Because habits can be hard to break, our group made a special request to the Pushkar hostel owner for beer and he obliged. For 200 rupees per beer (that is expensive at about $3 USD a can) we each bought one or two cans. To drink our beer, we were asked to set up a separate campfire and wait until after 10:30pm. A friend of the owner purchased an Indian beer, King Fisher, and delivered the cans to the hostel in a flour sack. The empty cans left the hostel in the same flour sack for disposal outside the city limits.
While alcohol is difficult to source, India has no shortage of hash, a form of cannabis, and nicotine. Restaurants advertise bhang lassies or special lassies, a yogurt shake made with hash. Paan (when pronounced it sounds like bang) is sold in small packets at every kiosk and is freely chewed on the streets, most often by working class men. Smoking/consuming any of these substances is normal in this culture. Cheers!
Louie, Amy (green), Kelly (white) and Charlotte as we waited for our bus to Pushkar. It was a 4 to 5 hour bus ride from Jaipur to Pushkar, where we made certain to pick the only hostel with a pool for our 2-night stay.
Pushkar was the first city where I felt comfortable using my camera on the street so here are a few shots of the animals mixed into daily street life. In every city I see lambs, goats, donkeys and a lot of cows on the streets. Monkeys and dogs roam around as well. Cows, and animals in general, are sacred in the Hindu tradition.

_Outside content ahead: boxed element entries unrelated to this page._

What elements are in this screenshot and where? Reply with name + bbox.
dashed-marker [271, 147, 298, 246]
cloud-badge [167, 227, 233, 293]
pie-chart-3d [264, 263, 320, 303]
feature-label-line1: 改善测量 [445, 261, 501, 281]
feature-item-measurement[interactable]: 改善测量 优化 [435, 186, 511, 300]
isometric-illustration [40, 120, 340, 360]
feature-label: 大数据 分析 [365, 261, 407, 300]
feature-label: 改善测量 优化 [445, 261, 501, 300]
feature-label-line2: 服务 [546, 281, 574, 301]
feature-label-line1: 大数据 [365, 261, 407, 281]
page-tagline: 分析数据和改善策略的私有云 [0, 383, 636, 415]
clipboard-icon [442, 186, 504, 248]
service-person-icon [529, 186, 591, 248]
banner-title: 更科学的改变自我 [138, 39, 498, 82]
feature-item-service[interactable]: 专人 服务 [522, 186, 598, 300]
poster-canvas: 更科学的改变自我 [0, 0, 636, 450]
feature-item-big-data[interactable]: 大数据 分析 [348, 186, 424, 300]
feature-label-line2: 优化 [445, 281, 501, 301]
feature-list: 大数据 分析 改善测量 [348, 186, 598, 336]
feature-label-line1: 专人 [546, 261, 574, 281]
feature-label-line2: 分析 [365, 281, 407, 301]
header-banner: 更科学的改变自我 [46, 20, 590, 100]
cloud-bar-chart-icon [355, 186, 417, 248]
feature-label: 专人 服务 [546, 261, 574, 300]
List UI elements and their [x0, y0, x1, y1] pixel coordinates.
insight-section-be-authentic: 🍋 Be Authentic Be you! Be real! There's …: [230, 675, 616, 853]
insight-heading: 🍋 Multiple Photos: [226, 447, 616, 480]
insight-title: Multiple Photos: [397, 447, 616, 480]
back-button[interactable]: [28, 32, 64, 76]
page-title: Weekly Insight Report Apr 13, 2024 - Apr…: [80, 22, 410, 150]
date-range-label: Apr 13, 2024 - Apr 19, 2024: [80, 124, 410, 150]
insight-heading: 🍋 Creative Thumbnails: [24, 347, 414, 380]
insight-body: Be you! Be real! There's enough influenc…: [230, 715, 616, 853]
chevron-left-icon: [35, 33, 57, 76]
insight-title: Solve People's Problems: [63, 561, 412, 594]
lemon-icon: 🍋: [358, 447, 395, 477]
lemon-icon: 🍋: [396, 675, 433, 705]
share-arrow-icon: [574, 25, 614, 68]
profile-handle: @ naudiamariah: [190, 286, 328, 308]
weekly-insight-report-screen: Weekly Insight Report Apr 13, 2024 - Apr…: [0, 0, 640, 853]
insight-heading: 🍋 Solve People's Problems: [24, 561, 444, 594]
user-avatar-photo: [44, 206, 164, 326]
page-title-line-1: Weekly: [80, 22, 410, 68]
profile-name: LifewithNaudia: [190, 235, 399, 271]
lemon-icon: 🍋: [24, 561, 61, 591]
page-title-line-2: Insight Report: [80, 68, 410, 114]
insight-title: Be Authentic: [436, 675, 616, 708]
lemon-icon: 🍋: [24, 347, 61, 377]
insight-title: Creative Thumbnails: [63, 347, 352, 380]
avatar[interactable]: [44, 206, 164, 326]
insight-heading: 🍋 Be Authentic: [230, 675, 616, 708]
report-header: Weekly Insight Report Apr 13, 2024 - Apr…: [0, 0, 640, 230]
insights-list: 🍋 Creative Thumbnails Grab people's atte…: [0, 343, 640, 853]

There is a thriving mini-Israel in quiet, chill Pushkar! There is even a Chabad House in addition to the falafel stands and signs in Hebrew. Israelis, especially immediately after the army, have a tradition of traveling and often follow similar routes. I think this town is on that well-traveled route.
The holy ghats should not be photographed. This is an image taken from the street of the stairs leading to the water and the ghats.
Some daily life in Pushkar. I visited the Brahma Temple in this town, one of only a few such temples in the world. It was packed with people. Inside the temple are inscriptions to honor the dead including this plaque dedicated to King George’s memory during a visit from Queen Elizabeth.
With the ladies and Louie, we traveled via tuk-tuk to the Pushkar countryside for a tour. This tuk-tuk full of men worked hard to overtake our tuk-tuk. Then, they stopped and ran to us, our driver stopped, and these men took pictures with us.
Sunset in the Pushkar countryside and the view from the rooftop of our hostel.
A short scramble up the rocky hill was worth it for this view.
On the same tour we visited Aloo Baba, the potato Baba. Baba is the honorable term for a Sufi saint. This Baba eats only potatoes and spends his days praying and welcoming pilgrims. Other Babas are silent or stand all day to channel their holiness. Our group visited Aloo Baba’s grotto to drink chai and smoke hash in his presence. It was a bizarre experience!